Tuesday I went to a celebration of a new book by Mike Dorf and Trevor Morrison, The Oxford Introductions to U.S. Law: Constitutional Law. The book is splendid: smart, wise, succinct. It is a book well calculated to reach its target audience: students, professors, and a lay audience. This was no easy task, but they have pulled it off.
One thing that came up in the discussion was the question whether strict scrutiny does or should apply to fundamental rights. Jim Fleming argued that it is mythical to suppose that strict scrutiny applies in due process cases and the book maintains that the cases have meandered on this issue. Fleming argues that the “myth” makes it more difficult to establish new fundamental rights in due process. (I would think the current composition of the Court has more to do with it).

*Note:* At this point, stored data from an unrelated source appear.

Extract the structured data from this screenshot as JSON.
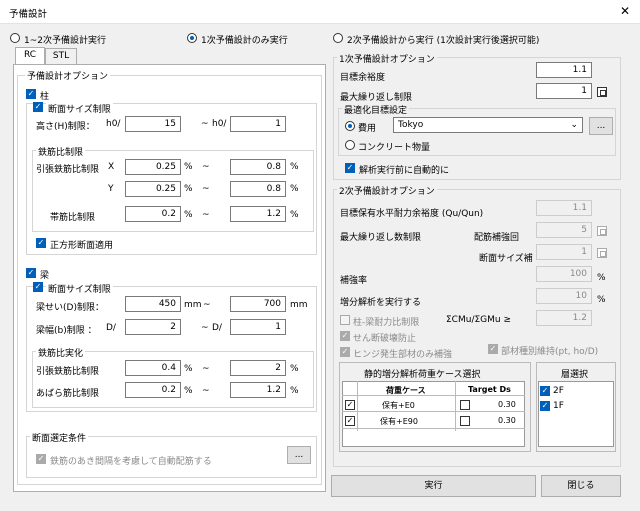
{
  "window": {
    "title": "予備設計"
  },
  "run_modes": {
    "mode1": "1~2次予備設計実行",
    "mode2": "1次予備設計のみ実行",
    "mode3": "2次予備設計から実行 (1次設計実行後選択可能)"
  },
  "tabs": [
    "RC",
    "STL"
  ],
  "left": {
    "group_title": "予備設計オプション",
    "column": {
      "label": "柱",
      "size_limit_label": "断面サイズ制限",
      "height_label": "高さ(H)制限：",
      "h0_label": "h0/",
      "h0_value": "15",
      "tilde": "~",
      "h0_label2": "h0/",
      "h0_value2": "1",
      "ratio_group": "鉄筋比制限",
      "tension_label": "引張鉄筋比制限",
      "x_label": "X",
      "y_label": "Y",
      "pct": "%",
      "x_min": "0.25",
      "x_max": "0.8",
      "y_min": "0.25",
      "y_max": "0.8",
      "hoop_label": "帯筋比制限",
      "hoop_min": "0.2",
      "hoop_max": "1.2",
      "square_label": "正方形断面適用"
    },
    "beam": {
      "label": "梁",
      "size_limit_label": "断面サイズ制限",
      "depth_label": "梁せい(D)制限：",
      "depth_min": "450",
      "depth_max": "700",
      "mm": "mm",
      "width_label": "梁幅(b)制限 ：",
      "d_label": "D/",
      "width_min": "2",
      "width_max": "1",
      "ratio_group": "鉄筋比実化",
      "tension_label": "引張鉄筋比制限",
      "tension_min": "0.4",
      "tension_max": "2",
      "stirrup_label": "あばら筋比制限",
      "stirrup_min": "0.2",
      "stirrup_max": "1.2"
    },
    "section_group": "断面選定条件",
    "auto_rebar_label": "鉄筋のあき間隔を考慮して自動配筋する",
    "ellipsis": "..."
  },
  "right": {
    "opt1_title": "1次予備設計オプション",
    "target_margin_label": "目標余裕度",
    "target_margin": "1.1",
    "max_iter_label": "最大繰り返し制限",
    "max_iter": "1",
    "opt_target_label": "最適化目標設定",
    "cost_label": "費用",
    "city": "Tokyo",
    "concrete_label": "コンクリート物量",
    "auto_analysis_label": "解析実行前に自動的に",
    "opt2_title": "2次予備設計オプション",
    "target_ratio_label": "目標保有水平耐力余裕度 (Qu/Qun)",
    "target_ratio": "1.1",
    "max_iter2_label": "最大繰り返し数制限",
    "rebar_adj_label": "配筋補強回",
    "rebar_adj": "5",
    "section_adj_label": "断面サイズ補",
    "section_adj": "1",
    "reinforce_label": "補強率",
    "reinforce": "100",
    "incr_label": "増分解析を実行する",
    "incr": "10",
    "col_beam_label": "柱-梁耐力比制限",
    "col_beam_formula": "ΣCMu/ΣGMu ≥",
    "col_beam_value": "1.2",
    "shear_label": "せん断破壊防止",
    "hinge_label": "ヒンジ発生部材のみ補強",
    "member_label": "部材種別維持(pt, ho/D)",
    "load_case_title": "静的増分解析荷重ケース選択",
    "load_header": "荷重ケース",
    "target_header": "Target Ds",
    "load_cases": [
      {
        "name": "保有+E0",
        "ds": "0.30"
      },
      {
        "name": "保有+E90",
        "ds": "0.30"
      }
    ],
    "story_title": "層選択",
    "stories": [
      "2F",
      "1F"
    ],
    "pct": "%"
  },
  "footer": {
    "run": "実行",
    "close": "閉じる"
  }
}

I agree with Fleming, however, that the recognition of a new fundamental right should not automatically trigger strict scrutiny. Indeed, strict scrutiny apples to part of First Amendment law. No one could fairly claim that the law of defamation, obscenity, or intellectual property has been marked by the application of strict scrutiny.
Fleming thinks a progressive agenda is compromised by having only two standards of review. I am guessing that Fleming thinks that Roe was rightly decided. One of the things that made Roe an easy case (once a fundamental right was recognized) was that Texas could not demonstrate (particularly given good faith societal disagreement) that the preservation of a fetus was a compelling state interest. If some form of middle level scrutiny were applied, Texas might have had an easier task.
If Fleming is right that the recognition of a new fundamental right should not automatically trigger strict scrutiny, this might prompt discussion of the factors that dictate higher or lower levels of scrutiny across the panoply of enumerated and unenumerated liberty rights. As Dorf and Morrison well argue, the difference between these types of rights is not great.
Hey Steve,
Thanks for the shout! One place where we're likely to see this issue play out over the next few years is the Second Amendment. Neither Heller nor McDonald specifies a standard of review for firearms regulations--though in reassuring people that Heller still permits regulations of, e.g., firearms in public buildings, Justice Scalia says some things that could suggest less than strict scrutiny.